The fast growth of exports from Latin America to Asia over the last decade has been widely documented, together with the predominance of commodities in these flows, but little is known about the behaviour of firms that produce these exports. This chapter contrasts the behaviour of large firms versus small and medium-sized enterprises (SMEs) that export from Latin America to Asia. The analysis is based on microdata from customs agencies in Mexico, Chile and six smaller countries in the region for the period 2007 to 2011. Examples of successful exporting companies in the region are also provided. The evidence presented here leads to several conclusions. First, exporting companies in Latin America represented less than 1% of total companies in the region in the period. Second, the share of SMEs in Latin American exports to Asia was lower than their share in Latin American exports to the rest of the world. Third, more than half of all SMEs exported a single product to one destination in Asia.
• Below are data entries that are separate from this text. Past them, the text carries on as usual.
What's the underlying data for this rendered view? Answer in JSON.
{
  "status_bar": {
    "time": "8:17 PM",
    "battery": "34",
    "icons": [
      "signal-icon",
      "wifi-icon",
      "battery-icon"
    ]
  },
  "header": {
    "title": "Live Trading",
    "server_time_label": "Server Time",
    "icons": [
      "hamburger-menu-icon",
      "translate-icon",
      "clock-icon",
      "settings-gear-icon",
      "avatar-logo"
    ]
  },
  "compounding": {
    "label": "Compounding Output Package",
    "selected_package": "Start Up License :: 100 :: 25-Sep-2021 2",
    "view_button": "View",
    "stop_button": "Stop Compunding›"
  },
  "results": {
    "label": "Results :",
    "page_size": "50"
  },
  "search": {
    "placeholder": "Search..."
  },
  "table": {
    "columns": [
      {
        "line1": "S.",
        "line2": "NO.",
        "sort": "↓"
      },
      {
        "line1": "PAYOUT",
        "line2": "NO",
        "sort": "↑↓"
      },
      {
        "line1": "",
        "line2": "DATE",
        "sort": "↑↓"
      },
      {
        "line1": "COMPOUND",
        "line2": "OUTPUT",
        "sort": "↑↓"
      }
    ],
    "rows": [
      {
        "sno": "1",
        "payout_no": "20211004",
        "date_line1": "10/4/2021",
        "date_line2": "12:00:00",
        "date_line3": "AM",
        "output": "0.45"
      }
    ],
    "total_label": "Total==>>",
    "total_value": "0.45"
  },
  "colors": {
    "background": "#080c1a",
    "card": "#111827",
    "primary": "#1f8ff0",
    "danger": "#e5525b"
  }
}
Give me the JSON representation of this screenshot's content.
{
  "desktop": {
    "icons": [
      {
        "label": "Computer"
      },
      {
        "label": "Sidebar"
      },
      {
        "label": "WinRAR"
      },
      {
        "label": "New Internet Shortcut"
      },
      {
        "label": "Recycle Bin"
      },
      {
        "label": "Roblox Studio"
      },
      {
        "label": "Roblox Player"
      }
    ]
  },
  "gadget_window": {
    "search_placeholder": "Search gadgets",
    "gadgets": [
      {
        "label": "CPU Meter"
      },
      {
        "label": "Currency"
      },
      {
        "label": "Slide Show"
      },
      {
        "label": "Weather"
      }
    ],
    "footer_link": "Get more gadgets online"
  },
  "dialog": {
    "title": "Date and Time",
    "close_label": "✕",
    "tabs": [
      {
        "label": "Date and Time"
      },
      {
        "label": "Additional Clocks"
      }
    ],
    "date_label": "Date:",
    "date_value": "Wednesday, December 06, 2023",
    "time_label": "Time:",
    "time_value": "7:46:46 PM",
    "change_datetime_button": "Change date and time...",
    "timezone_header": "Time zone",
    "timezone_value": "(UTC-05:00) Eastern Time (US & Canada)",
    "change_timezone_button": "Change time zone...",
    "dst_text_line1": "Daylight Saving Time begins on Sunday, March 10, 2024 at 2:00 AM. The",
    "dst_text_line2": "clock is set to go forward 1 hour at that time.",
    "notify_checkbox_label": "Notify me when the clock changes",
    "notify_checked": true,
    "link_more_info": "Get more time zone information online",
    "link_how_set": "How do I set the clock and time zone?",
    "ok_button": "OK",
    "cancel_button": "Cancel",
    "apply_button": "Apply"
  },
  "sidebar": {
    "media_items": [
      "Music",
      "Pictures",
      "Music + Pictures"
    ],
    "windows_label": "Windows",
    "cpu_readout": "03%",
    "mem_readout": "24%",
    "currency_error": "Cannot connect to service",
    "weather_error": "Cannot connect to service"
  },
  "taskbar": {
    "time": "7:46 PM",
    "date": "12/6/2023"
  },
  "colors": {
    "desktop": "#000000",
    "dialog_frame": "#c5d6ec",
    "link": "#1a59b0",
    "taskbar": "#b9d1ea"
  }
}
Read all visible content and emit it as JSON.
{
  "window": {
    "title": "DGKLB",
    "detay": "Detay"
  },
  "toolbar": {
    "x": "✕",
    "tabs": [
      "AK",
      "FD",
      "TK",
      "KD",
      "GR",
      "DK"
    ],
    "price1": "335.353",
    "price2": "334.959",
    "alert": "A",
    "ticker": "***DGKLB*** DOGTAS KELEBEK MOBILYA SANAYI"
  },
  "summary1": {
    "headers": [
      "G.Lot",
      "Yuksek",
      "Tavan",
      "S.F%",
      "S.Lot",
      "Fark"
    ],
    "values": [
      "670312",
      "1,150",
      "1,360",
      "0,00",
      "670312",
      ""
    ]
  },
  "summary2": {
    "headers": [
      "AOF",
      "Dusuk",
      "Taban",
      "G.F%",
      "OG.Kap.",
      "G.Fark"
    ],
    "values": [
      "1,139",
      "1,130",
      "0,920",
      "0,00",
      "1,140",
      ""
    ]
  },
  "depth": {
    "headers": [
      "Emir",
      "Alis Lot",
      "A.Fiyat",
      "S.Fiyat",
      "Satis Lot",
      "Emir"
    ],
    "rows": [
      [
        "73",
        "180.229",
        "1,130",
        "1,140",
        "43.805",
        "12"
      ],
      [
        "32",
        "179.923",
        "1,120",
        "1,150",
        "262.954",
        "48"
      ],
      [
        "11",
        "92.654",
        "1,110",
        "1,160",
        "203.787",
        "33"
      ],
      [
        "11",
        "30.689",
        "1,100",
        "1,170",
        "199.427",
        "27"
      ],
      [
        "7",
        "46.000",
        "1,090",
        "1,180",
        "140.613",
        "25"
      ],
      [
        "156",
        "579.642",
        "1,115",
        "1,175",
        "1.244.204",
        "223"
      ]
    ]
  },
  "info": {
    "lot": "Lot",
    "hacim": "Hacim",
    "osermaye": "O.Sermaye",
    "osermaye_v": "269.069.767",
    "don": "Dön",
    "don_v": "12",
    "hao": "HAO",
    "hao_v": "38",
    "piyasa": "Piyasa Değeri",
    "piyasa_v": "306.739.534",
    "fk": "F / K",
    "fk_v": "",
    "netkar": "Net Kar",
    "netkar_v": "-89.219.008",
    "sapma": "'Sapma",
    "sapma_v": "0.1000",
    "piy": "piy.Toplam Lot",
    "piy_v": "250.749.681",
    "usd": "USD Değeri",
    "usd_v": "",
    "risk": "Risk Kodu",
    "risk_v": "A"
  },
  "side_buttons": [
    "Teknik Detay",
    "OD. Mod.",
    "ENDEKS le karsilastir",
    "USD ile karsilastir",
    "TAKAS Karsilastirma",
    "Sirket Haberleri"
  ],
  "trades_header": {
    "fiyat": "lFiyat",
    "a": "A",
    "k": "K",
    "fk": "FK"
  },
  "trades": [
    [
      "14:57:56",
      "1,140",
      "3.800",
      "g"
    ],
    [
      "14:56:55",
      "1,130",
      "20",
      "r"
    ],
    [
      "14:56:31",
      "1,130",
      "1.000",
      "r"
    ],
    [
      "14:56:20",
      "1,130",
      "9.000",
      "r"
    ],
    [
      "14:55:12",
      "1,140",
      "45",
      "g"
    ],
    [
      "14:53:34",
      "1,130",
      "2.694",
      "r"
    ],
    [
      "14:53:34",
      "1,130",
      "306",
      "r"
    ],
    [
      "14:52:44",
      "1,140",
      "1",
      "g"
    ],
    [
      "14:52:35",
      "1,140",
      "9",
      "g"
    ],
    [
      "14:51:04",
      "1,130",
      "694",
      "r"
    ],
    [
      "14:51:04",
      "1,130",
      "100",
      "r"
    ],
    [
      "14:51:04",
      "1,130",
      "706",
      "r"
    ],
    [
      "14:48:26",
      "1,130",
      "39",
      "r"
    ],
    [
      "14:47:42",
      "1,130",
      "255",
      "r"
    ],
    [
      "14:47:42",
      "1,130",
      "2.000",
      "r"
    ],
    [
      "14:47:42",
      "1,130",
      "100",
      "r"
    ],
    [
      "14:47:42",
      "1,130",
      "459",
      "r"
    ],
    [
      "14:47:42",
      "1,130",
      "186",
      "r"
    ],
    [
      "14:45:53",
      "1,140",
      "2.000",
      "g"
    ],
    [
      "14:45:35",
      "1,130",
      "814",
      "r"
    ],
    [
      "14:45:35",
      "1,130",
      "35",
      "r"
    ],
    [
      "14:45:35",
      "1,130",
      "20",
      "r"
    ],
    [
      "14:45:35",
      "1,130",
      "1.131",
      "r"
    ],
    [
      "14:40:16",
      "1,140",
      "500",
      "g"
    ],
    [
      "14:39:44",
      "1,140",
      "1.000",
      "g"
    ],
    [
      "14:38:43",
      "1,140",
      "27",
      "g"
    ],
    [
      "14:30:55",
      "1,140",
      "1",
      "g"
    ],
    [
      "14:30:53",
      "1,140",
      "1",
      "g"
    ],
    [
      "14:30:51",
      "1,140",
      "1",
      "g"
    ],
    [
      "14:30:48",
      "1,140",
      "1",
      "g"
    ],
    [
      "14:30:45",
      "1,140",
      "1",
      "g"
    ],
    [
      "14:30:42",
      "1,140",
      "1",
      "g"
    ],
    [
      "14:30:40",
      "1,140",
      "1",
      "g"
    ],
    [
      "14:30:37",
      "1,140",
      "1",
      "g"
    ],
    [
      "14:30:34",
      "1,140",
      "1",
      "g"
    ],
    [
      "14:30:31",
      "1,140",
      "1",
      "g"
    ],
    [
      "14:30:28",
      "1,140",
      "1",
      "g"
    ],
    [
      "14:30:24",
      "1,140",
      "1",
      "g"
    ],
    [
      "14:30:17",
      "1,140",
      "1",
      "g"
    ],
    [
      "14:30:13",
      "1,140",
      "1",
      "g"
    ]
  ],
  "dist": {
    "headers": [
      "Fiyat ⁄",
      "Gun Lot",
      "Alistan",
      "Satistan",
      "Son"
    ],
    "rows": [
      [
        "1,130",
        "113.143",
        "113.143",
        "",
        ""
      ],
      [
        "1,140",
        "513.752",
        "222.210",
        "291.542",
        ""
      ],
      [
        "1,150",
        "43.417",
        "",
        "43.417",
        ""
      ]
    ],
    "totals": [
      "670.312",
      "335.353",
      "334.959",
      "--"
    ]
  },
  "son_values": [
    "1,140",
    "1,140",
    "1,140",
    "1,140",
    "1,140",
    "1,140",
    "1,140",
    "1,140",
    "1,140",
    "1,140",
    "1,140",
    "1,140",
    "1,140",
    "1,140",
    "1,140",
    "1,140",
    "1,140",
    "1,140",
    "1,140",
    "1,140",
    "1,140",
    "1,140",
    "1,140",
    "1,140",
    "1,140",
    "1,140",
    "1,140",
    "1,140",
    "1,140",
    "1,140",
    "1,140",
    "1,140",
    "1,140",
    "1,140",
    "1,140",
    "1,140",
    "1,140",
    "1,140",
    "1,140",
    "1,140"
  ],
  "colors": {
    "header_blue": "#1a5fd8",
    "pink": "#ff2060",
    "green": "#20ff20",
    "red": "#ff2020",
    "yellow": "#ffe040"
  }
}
Fourth, the rotation of SMEs exporting to Asia was higher than those exporting elsewhere. However, as the rate of entry of SMEs into the Asian market was greater than the number of firms leaving, the number of exporters to this region increased. The fifth finding, which is linked to the previous one, is that a relatively high share of the annual variations in SME export revenues is due to the entry of new firms to the Asian market and exit of existing ones. Finally, the case studies suggest that support from export promotion agencies was crucial for several SMEs that exported for the first time to Asia.